GREEN CITY Hybrid cars those that run on a combination of gasoline and electricity are all the rage among drivers looking to go green. But imagine a car that could drive 100 miles on one gallon of gas. That’s what a hybrid could get if converted into a plug-in version, something Bay Area residents are starting to do themselves, filling a void left by the auto industry.
The California Car Initiative (a.k.a. CalCars) is on a mission to make plug-in hybrid electric vehicles widely available. In collaboration with organizations like Plug-In Partners and Plug-In Bay Area, CalCars is on a mission to persuade carmakers to mass-produce plug-in hybrid vehicles. The technology already exists, allowing our cars to be much more fuel efficient.
The first prototype PHEV was created by CalCars in 2004. This Palo Alto nonprofit converted a Toyota Prius into a Prius+, a plug-in hybrid able to travel more than 100 miles using only one gallon of fuel.
A PHEV is essentially a hybrid that has additional battery capacity and can be recharged from a household 120-volt electrical outlet. CalCars promotional materials explain the way a plug-in hybrid works: "It’s like having a second fuel tank that you always use first only you fill up at home, from a regular outlet, at an equivalent cost of under $1 per gallon."
"Conversions are a strategy, not an end in themselves," Felix Kramer, CalCars founder, told the Guardian. "The game is all about getting hundreds of thousands of PHEVs on the road from carmakers."
Toyota recently announced it will be testing PHEV prototypes this fall in Japan, Europe, and the United States. General Motors has also announced it is working on a plug-in hybrid called the Volt, to be publicly released in 2010. A handful of other car companies have expressed their intention to produce PHEVs but haven’t given release dates.
Public support by municipalities including San Francisco, which passed a resolution to support PHEVs in 2006 is also putting pressure on car manufacturers. Until plug-in hybrids are put on the market, PHEV advocates are keeping the pressure on.
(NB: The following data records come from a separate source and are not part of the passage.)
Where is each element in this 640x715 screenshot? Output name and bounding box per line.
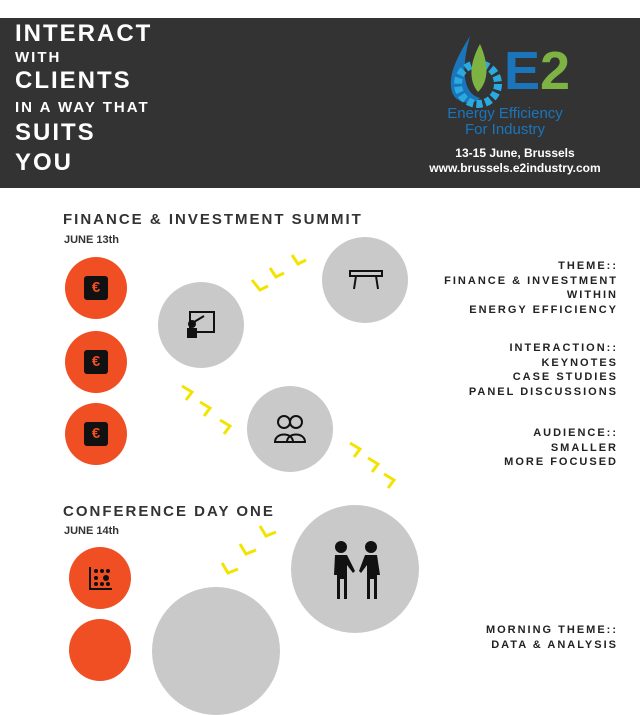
text: SMALLER: [551, 442, 618, 454]
heading: finance summit: FINANCE & INVESTMENT SUMMIT: [63, 211, 363, 228]
text: INTERACTION::: [510, 342, 618, 354]
right text blocks: THEME::: [558, 260, 618, 272]
headline: INTERACT: [15, 20, 152, 47]
headline: [15, 20, 152, 176]
logo: www.brussels.e2industry.com: [429, 161, 601, 175]
text: AUDIENCE::: [533, 427, 618, 439]
text: MORE FOCUSED: [504, 456, 618, 468]
orange icons: [65, 257, 127, 319]
headline: IN A WAY THAT: [15, 99, 150, 116]
text: JUNE 13th: [64, 234, 119, 246]
text: MORNING THEME::: [486, 624, 618, 636]
logo: E2: [504, 41, 570, 101]
text: PANEL DISCUSSIONS: [469, 386, 618, 398]
heading: conference day one: CONFERENCE DAY ONE: [63, 503, 275, 520]
headline: WITH: [15, 49, 61, 66]
logo: [429, 36, 601, 175]
right text blocks: FINANCE & INVESTMENT: [444, 274, 618, 286]
orange icons: €: [92, 279, 100, 296]
text: CASE STUDIES: [513, 371, 618, 383]
right text blocks: WITHIN: [567, 289, 618, 301]
headline: CLIENTS: [15, 67, 132, 94]
logo: 13-15 June, Brussels: [455, 146, 575, 160]
right text blocks: [444, 260, 618, 316]
gray circles: [158, 282, 244, 368]
text: DATA & ANALYSIS: [491, 638, 618, 650]
text: JUNE 14th: [64, 525, 119, 537]
text: €: [92, 353, 100, 370]
headline: SUITS: [15, 119, 96, 146]
logo: For Industry: [465, 121, 545, 138]
text: KEYNOTES: [541, 356, 618, 368]
headline: YOU: [15, 149, 73, 176]
logo: Energy Efficiency: [447, 105, 563, 122]
header band: [0, 18, 640, 188]
text: €: [92, 425, 100, 442]
right text blocks: ENERGY EFFICIENCY: [469, 304, 618, 316]
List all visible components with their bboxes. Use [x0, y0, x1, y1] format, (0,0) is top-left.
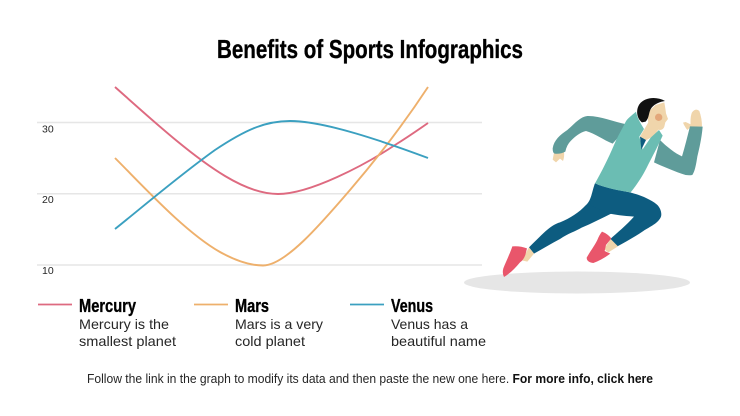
line: Venus: [115, 121, 428, 229]
front shoe: [587, 232, 611, 263]
hair: [637, 98, 665, 122]
legend: Mars: [194, 296, 323, 349]
line: Mars: [115, 87, 428, 266]
legend: Mercury: Mercury is the: [79, 316, 169, 332]
axis labels: 30: [42, 124, 54, 136]
legend: Mars: cold planet: [235, 333, 305, 349]
legend: Mercury: Mercury: [79, 296, 136, 316]
line chart: [37, 87, 482, 277]
cheek: [655, 114, 662, 121]
title: Benefits of Sports Infographics: [217, 34, 523, 64]
torso jacket: [595, 112, 663, 192]
back ankle: [522, 247, 534, 262]
back arm: [553, 116, 627, 154]
footer note: Follow the link in the graph to modify its data and then paste the new one here. For more info, click here: [87, 372, 653, 386]
icon: ground shadow: [464, 272, 690, 294]
front ankle: [604, 239, 618, 252]
front arm: [654, 126, 703, 175]
legend: Venus: Venus has a: [391, 316, 468, 332]
legend: Venus: [350, 296, 486, 349]
shirt: [640, 137, 646, 150]
back leg: [529, 183, 627, 254]
face: [648, 102, 668, 130]
neck: [640, 122, 659, 141]
legend: Venus: beautiful name: [391, 333, 486, 349]
front leg: [590, 183, 661, 246]
legend: Mars: Mars: [235, 296, 269, 316]
axis labels: [42, 124, 54, 277]
axis labels: 10: [42, 265, 54, 277]
icon: runner: [503, 98, 703, 277]
front hand: [683, 110, 702, 130]
axis labels: 20: [42, 194, 54, 206]
back hand: [553, 152, 564, 162]
legend: Mercury: [38, 296, 176, 349]
legend: Mercury: smallest planet: [79, 333, 176, 349]
legend: Venus: Venus: [391, 296, 433, 316]
line: Mercury: [115, 87, 428, 194]
back shoe: [503, 246, 527, 277]
legend: Mars: Mars is a very: [235, 316, 323, 332]
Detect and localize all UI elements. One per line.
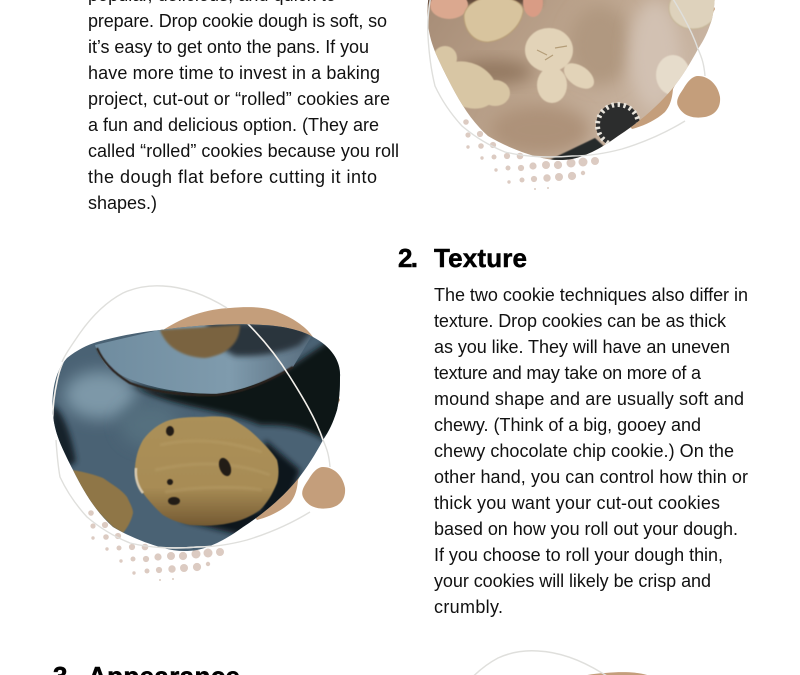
number and heading: 2. Texture: Texture bbox=[434, 243, 527, 273]
paragraph: cookie types intro: the dough flat before cutting it into bbox=[88, 167, 377, 187]
number and heading: 2. Texture: 2. bbox=[398, 243, 418, 273]
image: third blob, cropped at page bottom bbox=[474, 650, 647, 675]
paragraph: cookie types intro: prepare. Drop cookie dough is soft, so bbox=[88, 11, 387, 31]
paragraph: texture: texture and may take on more of a bbox=[434, 363, 702, 383]
paragraph: texture: texture. Drop cookies can be as thick bbox=[434, 311, 727, 331]
paragraph: cookie types intro: have more time to invest in a baking bbox=[88, 63, 380, 83]
paragraph: texture bbox=[434, 285, 748, 617]
paragraph: texture: thick you want your cut-out cookies bbox=[434, 493, 720, 513]
image: rolled cookies on parchment bbox=[420, 0, 720, 190]
paragraph: texture: chewy chocolate chip cookie.) On the bbox=[434, 441, 734, 461]
paragraph: texture: other hand, you can control how thin or bbox=[434, 467, 748, 487]
image: chocolate chip cookies on slate bbox=[45, 286, 345, 581]
paragraph: texture: The two cookie techniques also differ in bbox=[434, 285, 748, 305]
paragraph: cookie types intro: project, cut-out or “rolled” cookies are bbox=[88, 89, 390, 109]
paragraph: texture: chewy. (Think of a big, gooey and bbox=[434, 415, 701, 435]
paragraph: texture: as you like. They will have an uneven bbox=[434, 337, 730, 357]
paragraph: cookie types intro: it’s easy to get onto the pans. If you bbox=[88, 37, 369, 57]
paragraph: texture: crumbly. bbox=[434, 597, 503, 617]
paragraph: texture: mound shape and are usually soft and bbox=[434, 389, 744, 409]
paragraph: cookie types intro bbox=[88, 0, 399, 213]
paragraph: cookie types intro: a fun and delicious option. (They are bbox=[88, 115, 379, 135]
paragraph: cookie types intro: called “rolled” cookies because you roll bbox=[88, 141, 399, 161]
paragraph: texture: your cookies will likely be crisp and bbox=[434, 571, 711, 591]
paragraph: texture: based on how you roll out your dough. bbox=[434, 519, 738, 539]
paragraph: texture: If you choose to roll your dough thin, bbox=[434, 545, 723, 565]
paragraph: cookie types intro: shapes.) bbox=[88, 193, 157, 213]
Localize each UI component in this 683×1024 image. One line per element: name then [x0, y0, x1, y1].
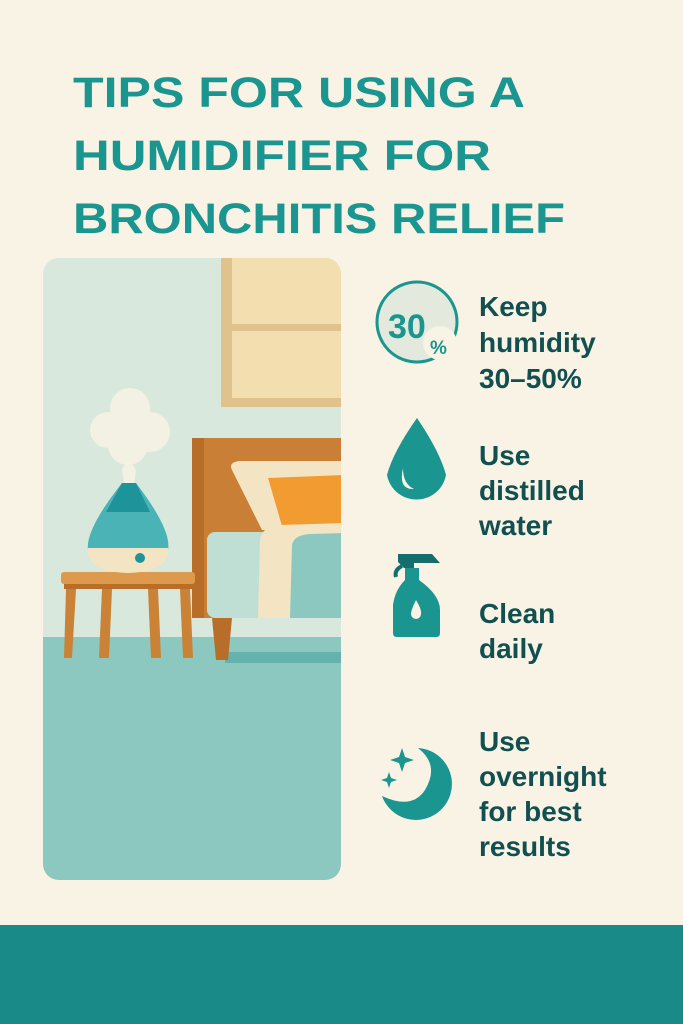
steam — [90, 388, 170, 485]
text: humidity: humidity — [479, 327, 596, 358]
title — [73, 69, 565, 243]
title: TIPS FOR USING A — [73, 69, 525, 117]
icon: moon — [381, 748, 452, 820]
icon: 30% circle — [377, 282, 457, 362]
text: humidity: 30–50% — [479, 363, 582, 394]
text: humidity: Keep — [479, 291, 547, 322]
panel: bedroom illustration — [43, 250, 352, 887]
text: clean: Clean — [479, 598, 555, 629]
table — [61, 572, 195, 658]
text: overnight: for best — [479, 796, 582, 827]
text: distilled: distilled — [479, 475, 585, 506]
floor — [43, 637, 341, 887]
text: overnight: Use — [479, 726, 530, 757]
humidifier — [88, 483, 168, 573]
icon: 30% circle: 30 — [388, 308, 426, 346]
text: overnight — [479, 726, 607, 862]
text: clean: daily — [479, 633, 543, 664]
window — [221, 258, 341, 407]
footer band — [0, 925, 683, 1024]
text: overnight: results — [479, 831, 571, 862]
bed — [192, 438, 352, 660]
icon: water drop — [387, 418, 446, 500]
text: distilled: water — [478, 510, 552, 541]
text: overnight: overnight — [479, 761, 607, 792]
icon: spray bottle — [393, 554, 440, 637]
title: BRONCHITIS RELIEF — [73, 195, 565, 243]
text: distilled: Use — [479, 440, 530, 471]
text: distilled — [478, 440, 585, 541]
text: humidity — [479, 291, 596, 394]
icon: 30% circle: % — [430, 338, 447, 359]
text: clean — [479, 598, 555, 664]
title: HUMIDIFIER FOR — [73, 132, 491, 180]
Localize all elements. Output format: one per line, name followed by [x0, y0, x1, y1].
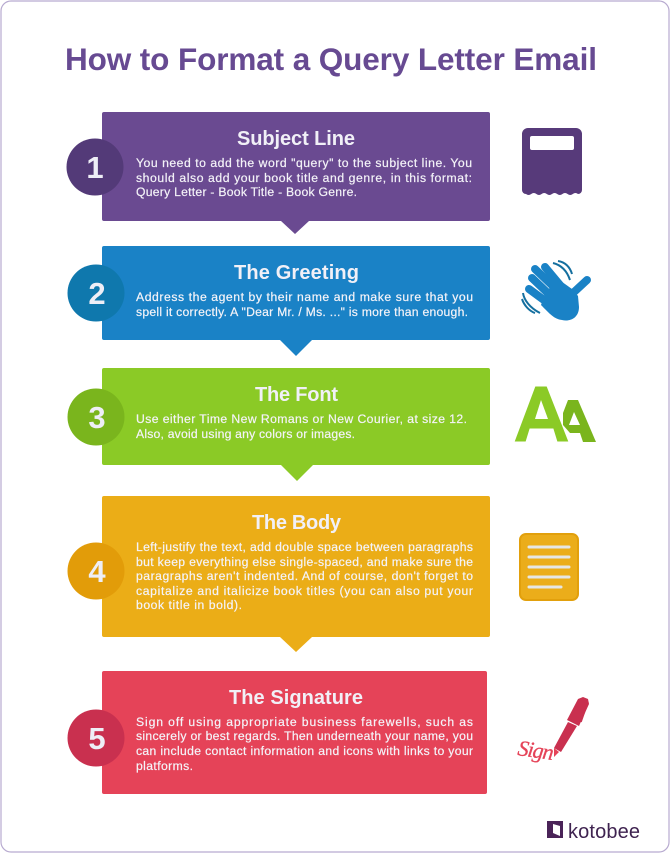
panel: the body: but keep everything else single-spaced, and make sure the	[136, 555, 473, 569]
logo: kotobee: kotobee	[568, 821, 640, 843]
panel: subject line: You need to add the word "query" to the subject line. You	[136, 156, 472, 170]
icon: receipt	[522, 128, 582, 195]
panel: the font: Also, avoid using any colors or images.	[136, 427, 355, 441]
panel: subject line: 1	[86, 150, 104, 185]
icon: letters AA	[514, 386, 596, 442]
panel: the signature: platforms.	[136, 759, 193, 773]
panel: the body: capitalize and italicize book titles (you can also put your	[136, 584, 473, 598]
panel: the greeting: 2	[88, 276, 106, 311]
icon: document	[520, 534, 578, 600]
panel: the body: 4	[88, 554, 106, 589]
icon: pen signing: Sign	[516, 735, 555, 765]
icon: pen signing	[516, 697, 589, 765]
panel: the body: Left-justify the text, add double space between paragraphs	[136, 540, 473, 554]
panel: subject line: should also add your book title and genre, in this format:	[136, 171, 472, 185]
panel: the font: Use either Time New Romans or New Courier, at size 12.	[136, 412, 467, 426]
panel: subject line: Query Letter - Book Title - Book Genre.	[136, 185, 357, 199]
panel: the body: book title in bold).	[136, 598, 242, 612]
panel: the signature: sincerely or best regards. Then underneath your name, you	[136, 729, 473, 743]
panel: the greeting	[68, 246, 490, 356]
panel: the signature: can include contact information and icons with links to your	[136, 744, 473, 758]
panel: the font	[68, 368, 490, 481]
icon: waving hand	[522, 261, 587, 320]
title: How to Format a Query Letter Email	[65, 41, 597, 77]
panel: the body	[68, 496, 490, 652]
panel: the signature	[68, 671, 487, 794]
panel: the greeting: spell it correctly. A "Dear Mr. / Ms. ..." is more than enough.	[136, 305, 468, 319]
panel: the body: The Body	[252, 512, 342, 534]
panel: the signature: The Signature	[229, 687, 363, 709]
panel: the signature: 5	[88, 721, 106, 756]
panel: the font: 3	[88, 400, 106, 435]
panel: the greeting: The Greeting	[234, 262, 359, 284]
panel: the greeting: Address the agent by their name and make sure that you	[136, 290, 473, 304]
panel: the body: paragraphs aren't indented. And of course, don't forget to	[136, 569, 473, 583]
panel: subject line: Subject Line	[237, 128, 355, 150]
panel: the signature: Sign off using appropriate business farewells, such as	[136, 715, 473, 729]
panel: the font: The Font	[255, 384, 338, 406]
panel: subject line	[66, 112, 490, 234]
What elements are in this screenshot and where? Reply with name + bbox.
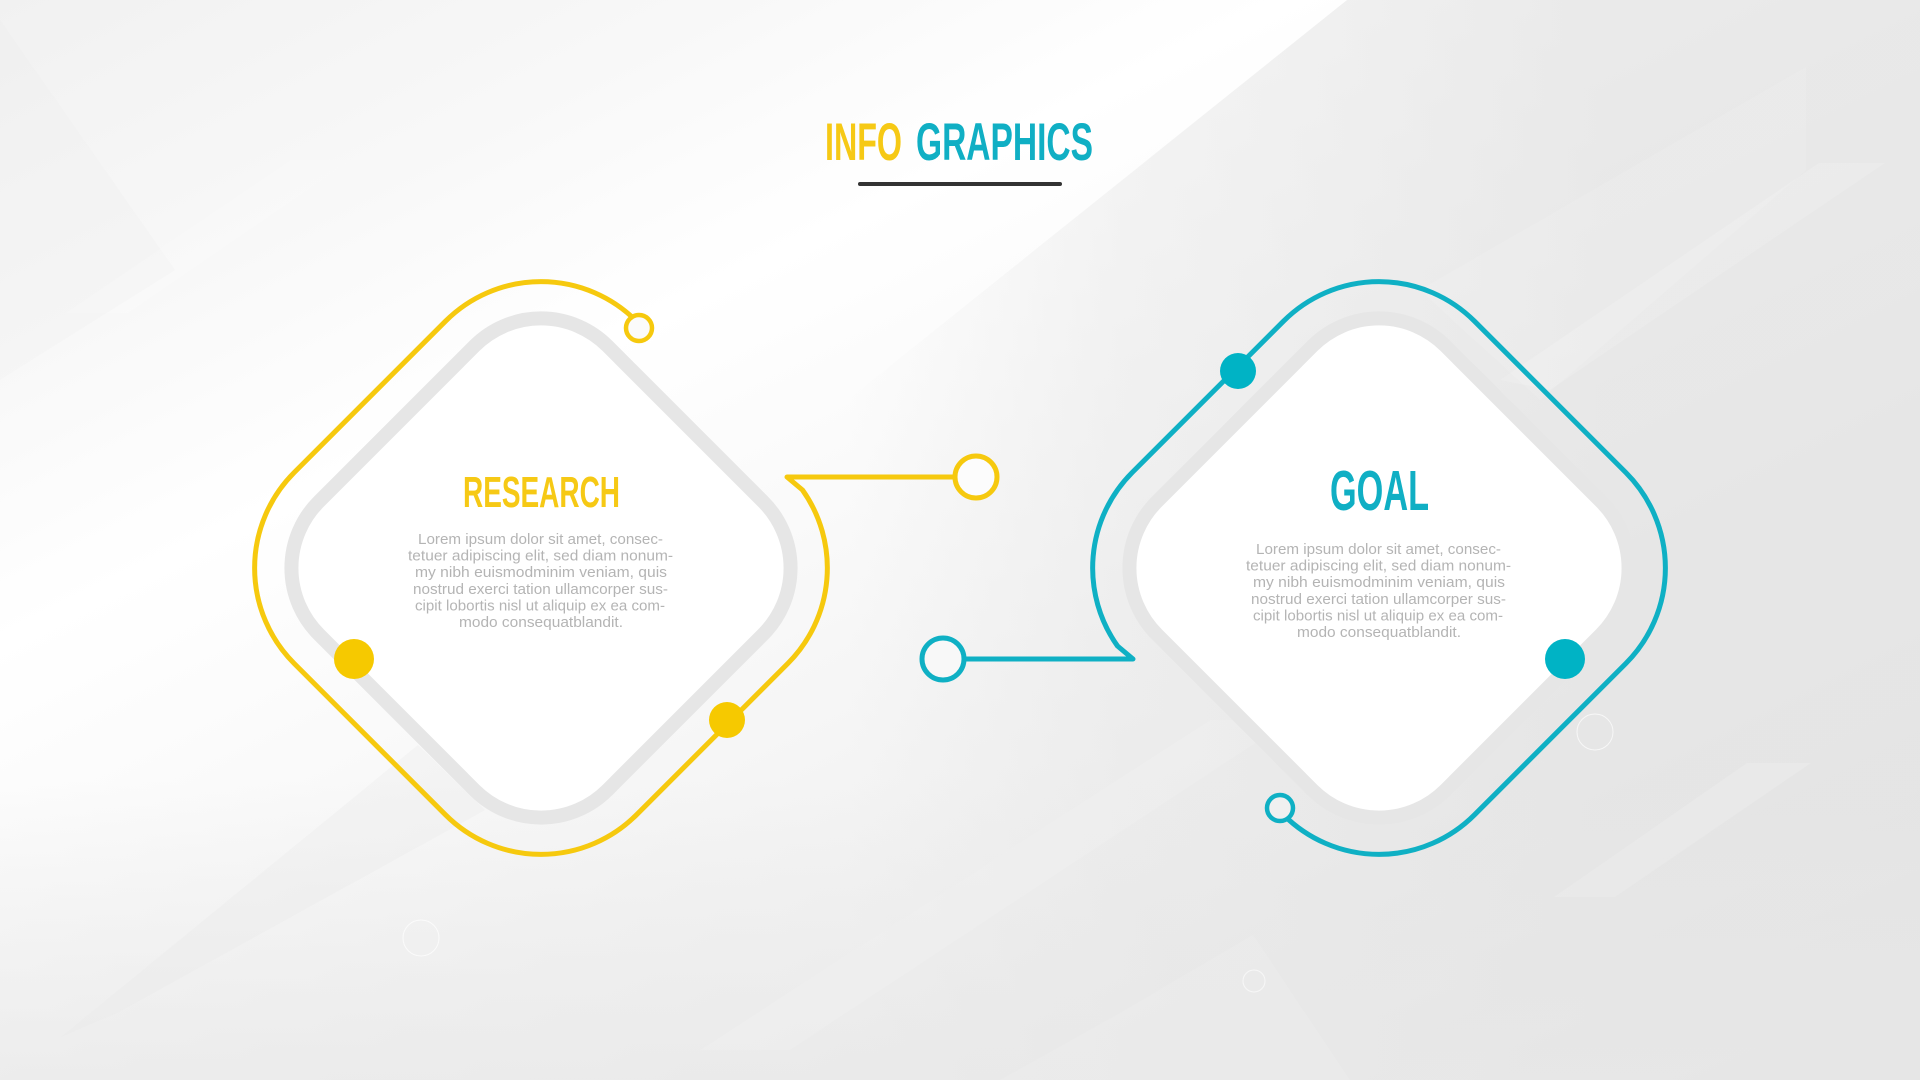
research yellow outline and connector xyxy=(255,282,957,854)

CalCars has posted its Prius conversion method on EAA-PHEV.org, a wiki dedicated to discussing and documenting plug-in hybrid conversions.
The step-by-step instructions are continually being improved, part of the beauty of open-source material. Only 2004 or newer Priuses are capable of being converted with this process. And for now, only do-it-yourselfers who are "comfortable around high-voltage batteries and automotive workshops" should attempt to convert their cars.
One such person is Daniel Sherwood, an electrical engineer living in Berkeley. He is in the process of converting his Prius into a plug-in hybrid using CalCars’ open-source instructions.
"In a regular hybrid car, I couldn’t go two blocks without using gas," he told us. "With this conversion, I’ll be able to drive about 12 miles using only electricity." When he needs to drive longer distances or needs to drive faster than the 35 miles per hour allowed by the battery-only power, the gas engine will kick in.
Darren Overby, who operates a hostel in San Francisco (and has previously worked as an electrical technician), is also in the process of converting his Prius. He is thrilled at the prospect of owning a vehicle that relies mostly on electricity. "Electricity is the only alternative fuel that is both sustainable and scalable. It could actually grow to meet the needs of everyone in the country. "
Plug-In Supply of Petaluma is also creating conversion kits that have all of the necessary components already assembled. Everybody agrees that the conversion process isn’t cheap. But the price of oil including greenhouse gas emissions and war makes plug-ins an increasingly attractive option, at least until the car companies get in gear.
"Had it not been for the grassroots effort," Sherwood said, "backyard conversions wouldn’t be possible. Car companies wouldn’t even be thinking about making plug-in hybrids." But they’re thinking about it now.